One side effect of having many ASICs implementing the network is that the blast radius for any given ASIC is pretty small. If two servers share a T1N and the T1N package has two ASICs, then the failure of one package only knocks out four servers. If a top of rack switch in a rack of 48 servers burns up, then 48 servers are down. If a whole Aquila switch chassis fails, it is still only 24 machines that get knocked out.
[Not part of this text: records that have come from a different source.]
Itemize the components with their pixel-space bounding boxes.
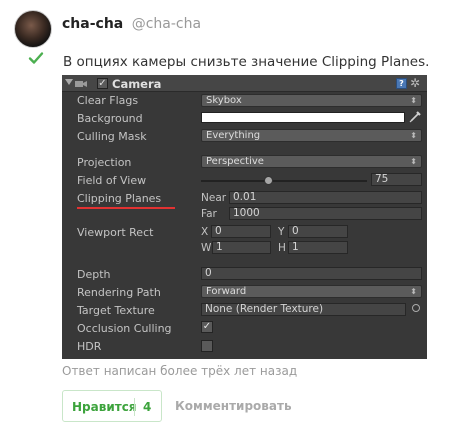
target-texture-value: None (Render Texture) — [201, 303, 406, 316]
occlusion-culling-label: Occlusion Culling — [77, 322, 172, 335]
clipping-planes-red-underline — [77, 207, 175, 209]
like-count: 4 — [143, 400, 152, 414]
projection-value: Perspective — [206, 156, 264, 167]
accepted-check-icon — [28, 52, 44, 64]
rendering-path-dropdown: Forward ⬍ — [201, 285, 422, 298]
culling-mask-label: Culling Mask — [77, 130, 147, 143]
field-of-view-value: 75 — [371, 173, 422, 186]
viewport-w-value: 1 — [212, 241, 271, 254]
occlusion-culling-checkbox: ✓ — [201, 321, 213, 333]
avatar[interactable] — [14, 10, 52, 48]
viewport-x-label: X — [201, 226, 209, 238]
component-header: ✓ Camera ? ✲ — [62, 75, 427, 92]
camera-icon — [75, 81, 87, 87]
background-color-swatch — [201, 112, 405, 123]
field-of-view-slider-thumb — [264, 176, 273, 185]
clear-flags-label: Clear Flags — [77, 94, 139, 107]
viewport-rect-label: Viewport Rect — [77, 226, 154, 239]
dropdown-arrows-icon: ⬍ — [410, 287, 417, 296]
camera-inspector-screenshot: ✓ Camera ? ✲ Clear Flags Skybox ⬍ Backgr… — [62, 75, 427, 359]
eyedropper-icon — [409, 111, 421, 123]
culling-mask-value: Everything — [206, 130, 261, 141]
like-separator — [134, 398, 135, 416]
projection-dropdown: Perspective ⬍ — [201, 155, 422, 168]
culling-mask-dropdown: Everything ⬍ — [201, 129, 422, 142]
answer-timestamp: Ответ написан более трёх лет назад — [62, 364, 298, 378]
author: cha-cha @cha-cha — [62, 16, 201, 32]
field-of-view-slider-track — [201, 180, 367, 182]
near-label: Near — [201, 192, 227, 204]
component-title: Camera — [112, 77, 162, 91]
dropdown-arrows-icon: ⬍ — [410, 157, 417, 166]
answer-text: В опциях камеры снизьте значение Clippin… — [63, 54, 430, 70]
background-label: Background — [77, 112, 143, 125]
help-icon: ? — [396, 78, 407, 89]
viewport-h-value: 1 — [288, 241, 348, 254]
rendering-path-value: Forward — [206, 286, 247, 297]
component-enabled-checkbox: ✓ — [97, 78, 108, 89]
viewport-x-value: 0 — [211, 225, 271, 238]
clipping-planes-label: Clipping Planes — [77, 192, 162, 205]
clear-flags-value: Skybox — [206, 95, 242, 106]
viewport-y-value: 0 — [288, 225, 348, 238]
rendering-path-label: Rendering Path — [77, 286, 161, 299]
like-button[interactable]: Нравится 4 — [62, 390, 162, 422]
depth-value: 0 — [201, 267, 422, 280]
dropdown-arrows-icon: ⬍ — [410, 96, 417, 105]
hdr-label: HDR — [77, 340, 102, 353]
object-picker-icon — [412, 304, 420, 312]
far-label: Far — [201, 208, 217, 220]
near-value: 0.01 — [229, 191, 422, 204]
author-name[interactable]: cha-cha — [62, 16, 123, 32]
field-of-view-label: Field of View — [77, 174, 147, 187]
clear-flags-dropdown: Skybox ⬍ — [201, 94, 422, 107]
projection-label: Projection — [77, 156, 132, 169]
comment-button[interactable]: Комментировать — [175, 399, 292, 413]
target-texture-label: Target Texture — [77, 304, 155, 317]
viewport-h-label: H — [278, 242, 286, 254]
foldout-arrow-icon — [65, 79, 73, 85]
far-value: 1000 — [229, 207, 422, 220]
depth-label: Depth — [77, 268, 111, 281]
like-label: Нравится — [72, 400, 137, 414]
gear-icon: ✲ — [410, 76, 421, 90]
hdr-checkbox — [201, 340, 213, 352]
viewport-y-label: Y — [278, 226, 285, 238]
author-handle: @cha-cha — [131, 16, 202, 32]
viewport-w-label: W — [201, 242, 212, 254]
dropdown-arrows-icon: ⬍ — [410, 131, 417, 140]
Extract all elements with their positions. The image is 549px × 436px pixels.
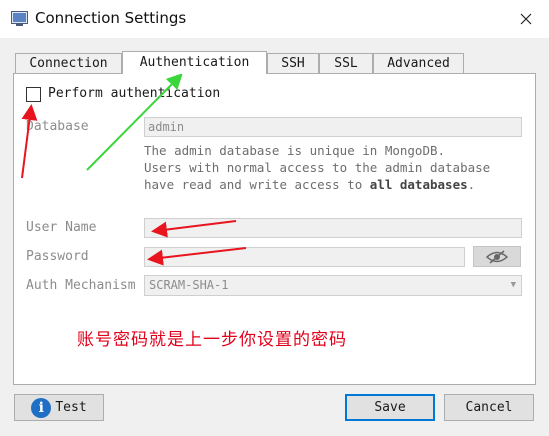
save-button[interactable]: Save: [345, 394, 435, 421]
close-icon: [520, 13, 532, 25]
description-line-2: Users with normal access to the admin da…: [144, 160, 491, 175]
description-period: .: [467, 177, 476, 192]
password-label: Password: [26, 249, 89, 264]
database-input[interactable]: admin: [144, 117, 522, 137]
database-description: The admin database is unique in MongoDB.…: [144, 142, 508, 193]
auth-mechanism-value: SCRAM-SHA-1: [149, 278, 229, 292]
test-button-label: Test: [55, 400, 87, 415]
auth-mechanism-select[interactable]: SCRAM-SHA-1 ▼: [144, 275, 522, 296]
username-label: User Name: [26, 220, 97, 235]
tab-connection[interactable]: Connection: [15, 53, 122, 73]
annotation-note: 账号密码就是上一步你设置的密码: [77, 330, 347, 350]
perform-authentication-checkbox[interactable]: [26, 87, 41, 102]
username-input[interactable]: [144, 218, 522, 238]
close-button[interactable]: [503, 0, 549, 38]
database-label: Database: [26, 119, 89, 134]
app-window-icon: [11, 11, 28, 26]
password-input[interactable]: [144, 247, 465, 267]
eye-slash-icon: [486, 249, 508, 264]
window-title: Connection Settings: [35, 9, 187, 27]
description-text: have read and write access to: [144, 177, 370, 192]
title-bar: Connection Settings: [0, 0, 549, 38]
info-icon: i: [31, 397, 52, 418]
description-line-3: have read and write access to all databa…: [144, 176, 508, 193]
tab-advanced[interactable]: Advanced: [373, 53, 464, 73]
tab-authentication[interactable]: Authentication: [122, 51, 267, 74]
perform-authentication-label[interactable]: Perform authentication: [48, 86, 220, 101]
test-button[interactable]: i Test: [14, 394, 104, 421]
description-bold-text: all databases: [369, 177, 468, 192]
show-password-button[interactable]: [473, 246, 521, 267]
description-line-1: The admin database is unique in MongoDB.: [144, 143, 446, 158]
tab-ssl[interactable]: SSL: [319, 53, 373, 73]
auth-mechanism-label: Auth Mechanism: [26, 278, 136, 293]
chevron-down-icon: ▼: [510, 280, 516, 290]
tab-ssh[interactable]: SSH: [267, 53, 319, 73]
cancel-button[interactable]: Cancel: [444, 394, 534, 421]
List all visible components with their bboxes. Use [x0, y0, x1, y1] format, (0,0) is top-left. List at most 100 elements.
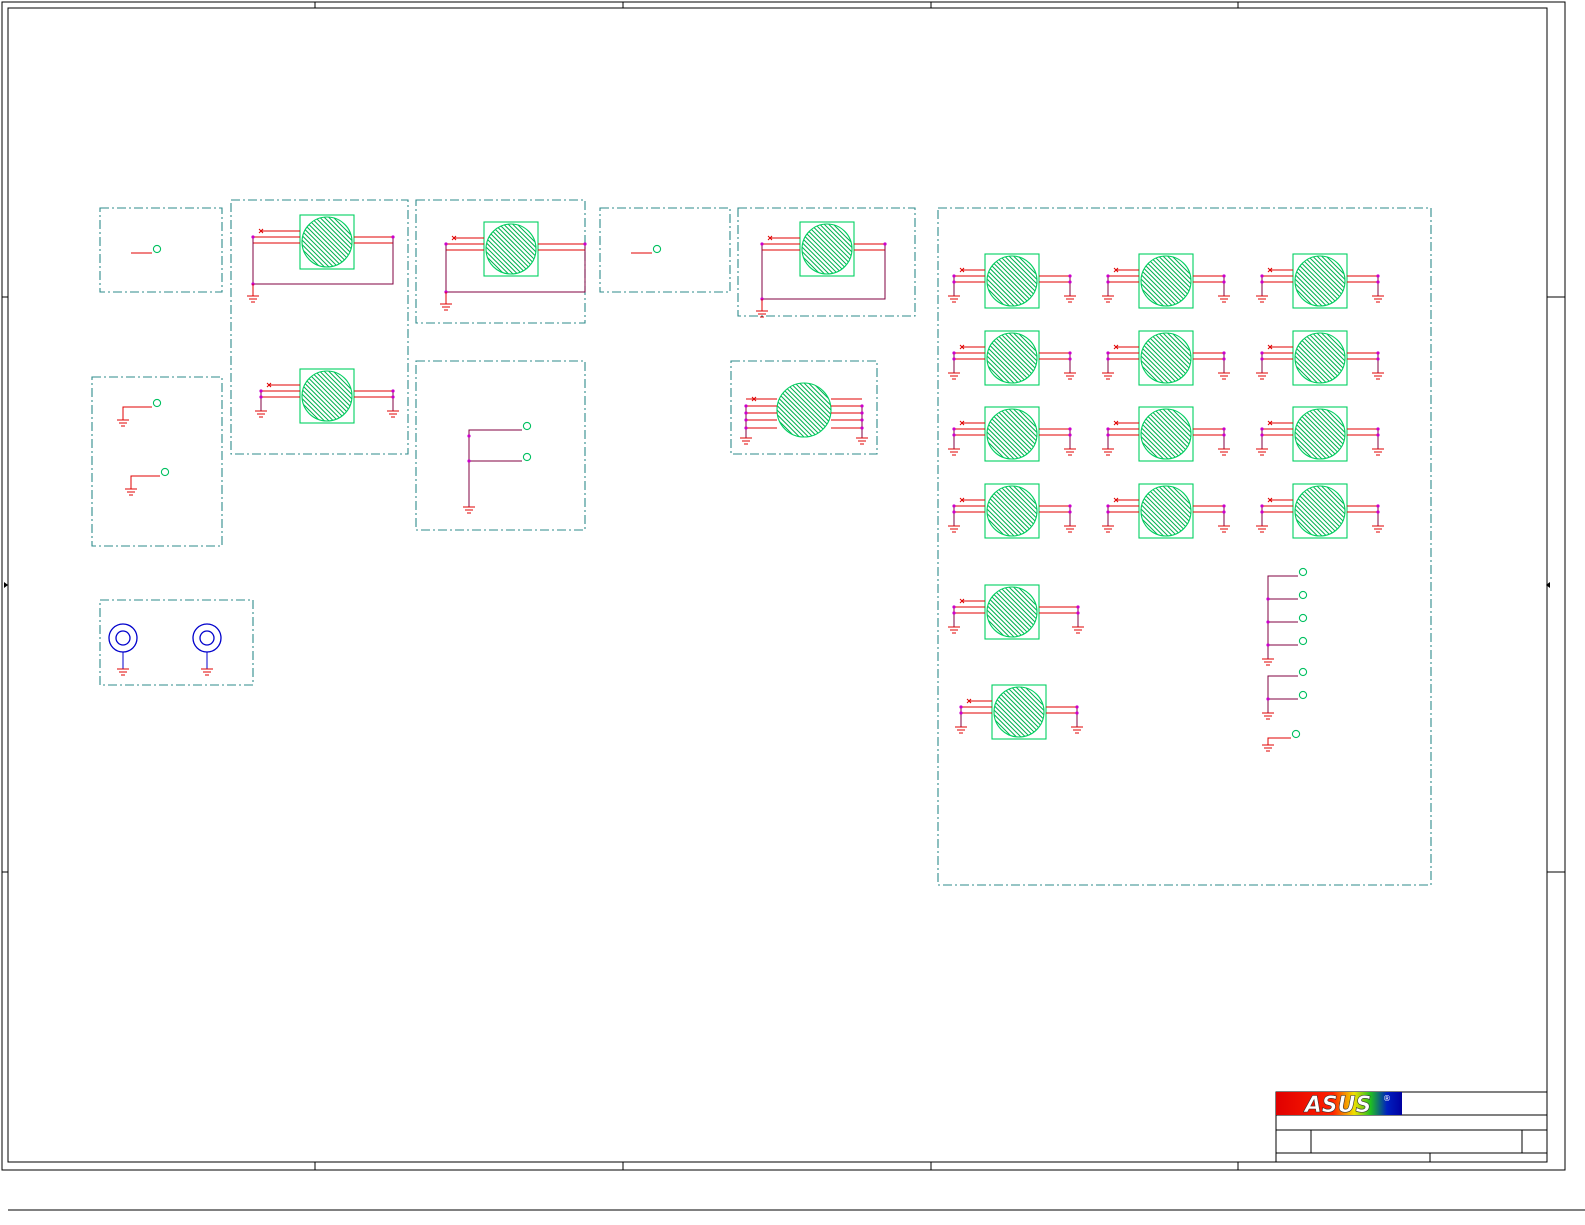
hatch-line	[1189, 486, 1191, 536]
hatch-line	[812, 383, 831, 437]
hatch-lines	[987, 409, 1037, 459]
ground-symbol	[1256, 295, 1268, 303]
hatch-line	[534, 224, 536, 274]
junction-dot	[1266, 697, 1270, 701]
hatch-line	[1295, 486, 1300, 536]
ground-symbol	[1064, 448, 1076, 456]
sheet-frame	[1, 1, 1585, 1211]
junction-dot	[1376, 357, 1380, 361]
ground-symbol	[1071, 726, 1083, 734]
ground-symbol	[1372, 448, 1384, 456]
ground-symbol	[247, 295, 259, 303]
mounting-hole-component	[1102, 253, 1230, 309]
junction-dot	[1222, 504, 1226, 508]
hatch-lines	[302, 217, 352, 267]
hatch-line	[1343, 486, 1345, 536]
junction-dot	[1260, 427, 1264, 431]
ground-symbol	[1064, 525, 1076, 533]
junction-dot	[959, 711, 963, 715]
ground-symbol	[740, 437, 752, 445]
hatch-line	[794, 383, 831, 437]
hatch-line	[302, 217, 303, 267]
hatch-line	[799, 383, 831, 437]
junction-dot	[1376, 427, 1380, 431]
component-group-box	[415, 360, 586, 531]
test-point	[1298, 613, 1308, 623]
hatch-line	[987, 409, 988, 459]
mounting-hole-component	[948, 584, 1084, 640]
hatch-line	[777, 383, 782, 437]
ground-symbol	[1262, 712, 1274, 720]
test-point	[1298, 567, 1308, 577]
ground-symbol	[1218, 295, 1230, 303]
junction-dot	[1075, 705, 1079, 709]
ground-symbol	[1064, 295, 1076, 303]
hatch-line	[1141, 486, 1142, 536]
junction-dot	[1106, 510, 1110, 514]
hatch-line	[1042, 687, 1044, 737]
hatch-line	[777, 383, 800, 437]
junction-dot	[1222, 274, 1226, 278]
hatch-line	[1035, 486, 1037, 536]
hatch-line	[802, 224, 807, 274]
junction-dot	[952, 504, 956, 508]
center-arrow-left	[4, 582, 8, 588]
mounting-hole-component	[740, 382, 868, 445]
junction-dot	[1376, 510, 1380, 514]
junction-dot	[467, 434, 471, 438]
hatch-lines	[994, 687, 1044, 737]
test-point-net	[468, 429, 522, 507]
ground-symbol	[1372, 525, 1384, 533]
test-point-wire	[130, 475, 160, 489]
test-point	[160, 467, 170, 477]
junction-dot	[1376, 280, 1380, 284]
test-point-wire	[1267, 737, 1291, 745]
junction-dot	[391, 395, 395, 399]
hatch-lines	[987, 486, 1037, 536]
test-point	[152, 398, 162, 408]
component-group-box	[730, 360, 878, 455]
hatch-line	[1141, 256, 1142, 306]
ground-symbol	[1256, 525, 1268, 533]
junction-dot	[1222, 357, 1226, 361]
junction-dot	[744, 411, 748, 415]
mounting-hole-component	[948, 253, 1076, 309]
junction-dot	[860, 411, 864, 415]
junction-dot	[1222, 280, 1226, 284]
junction-dot	[1266, 620, 1270, 624]
test-point	[1298, 667, 1308, 677]
ground-symbol	[1102, 295, 1114, 303]
junction-dot	[860, 426, 864, 430]
hatch-line	[987, 409, 992, 459]
ground-symbol	[948, 626, 960, 634]
junction-dot	[952, 433, 956, 437]
hatch-line	[777, 383, 823, 437]
hatch-line	[1295, 333, 1300, 383]
hatch-line	[987, 333, 992, 383]
mounting-hole-component	[1256, 406, 1384, 462]
hatch-line	[302, 217, 307, 267]
junction-dot	[1068, 357, 1072, 361]
mounting-hole-component	[1102, 483, 1230, 539]
junction-dot	[952, 351, 956, 355]
hatch-lines	[987, 256, 1037, 306]
hatch-line	[850, 224, 852, 274]
inner-border	[7, 7, 1548, 1163]
junction-dot	[1068, 427, 1072, 431]
hatch-line	[1295, 409, 1296, 459]
junction-dot	[1076, 611, 1080, 615]
ground-symbol	[948, 448, 960, 456]
hatch-lines	[1141, 333, 1191, 383]
ground-symbol	[463, 506, 475, 514]
hatch-line	[987, 486, 988, 536]
test-point	[1298, 636, 1308, 646]
junction-dot	[744, 404, 748, 408]
schematic-sheet: ASUS ®	[1, 1, 1585, 1211]
junction-dot	[1075, 711, 1079, 715]
title-block: ASUS ®	[1275, 1091, 1548, 1163]
mounting-hole-component	[1256, 253, 1384, 309]
hatch-lines	[987, 587, 1037, 637]
hatch-line	[486, 224, 487, 274]
ground-symbol	[1218, 448, 1230, 456]
junction-dot	[1376, 504, 1380, 508]
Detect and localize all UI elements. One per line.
Looking ahead, Google is investigating adding more compute to the TiN device in future Aquila devices, on the order of a Raspberry Pi to each NIC, so that it can run Linux. This would allow Google to add a higher-level P4 programming language abstraction layer to the network, which it most definitely wants to do.
In early tests, the Aquila fabric was able to have tail latencies of under 40 microseconds for a fabric round trip time (RTT in the network lingo), and had a remote memory access of under 10 microseconds across 500 host machines on a key-value store called CliqueMap. This tail latency is 5X smaller compared to an existing IP network, even under high load.
One last thought. The scale of the Aquila network is not all that great, and to scale the compute more will mean scaling up the T1N ASICs with more ports and possibly – but not necessarily – with higher signaling rates to increase the bandwidth to match PCI-Express 5.0 speeds. (This was a prototype, after all.) We think Google will choose higher radix over higher bandwidth, or at least split the difference.
There is another performance factor to consider, however. When Google was talking about Borg seven years ago, it had 10,000 to 50,000 servers in a pod, which is a lot. But the servers that Google was using had maybe a handful to a dozen cores per socket and probably two sockets per machine. Aim high and call it an average of 20 cores. But today, we have dozens of cores per server socket and we are on the verge of several hundred cores per socket, so it may only take a few thousand nodes to run all but the biggest jobs at Google. And even the big jobs can be chunked across Aquila pods and then aggregated over regular Ethernet links. There is a factor of 10X improvement in core count along with about a 2X factor increase in instructions per clock (IPC) for integer work over that time; floating point performance has gone up by even more. Call it a 20X factor of improvement in performance per node. For all we know, the pod sizes at Google don’t need to be stretched all that far.
More importantly, (O)1000 clusters, as technical papers abbreviate clusters on the order of thousands of nodes, are big enough to do important HPC and AI workloads, even if they cannot run the largest models. It will be interesting to see what jobs fit into an Aquila fabric and what ones do not, and interestingly, this technology might be perfect for the scale of many startups, enterprises, academic, and government enterprises. So even if Aquila doesn’t scale far now, it could be the foundation of a very high performance HPC and AI service on Google cloud where (O)1000 is just right.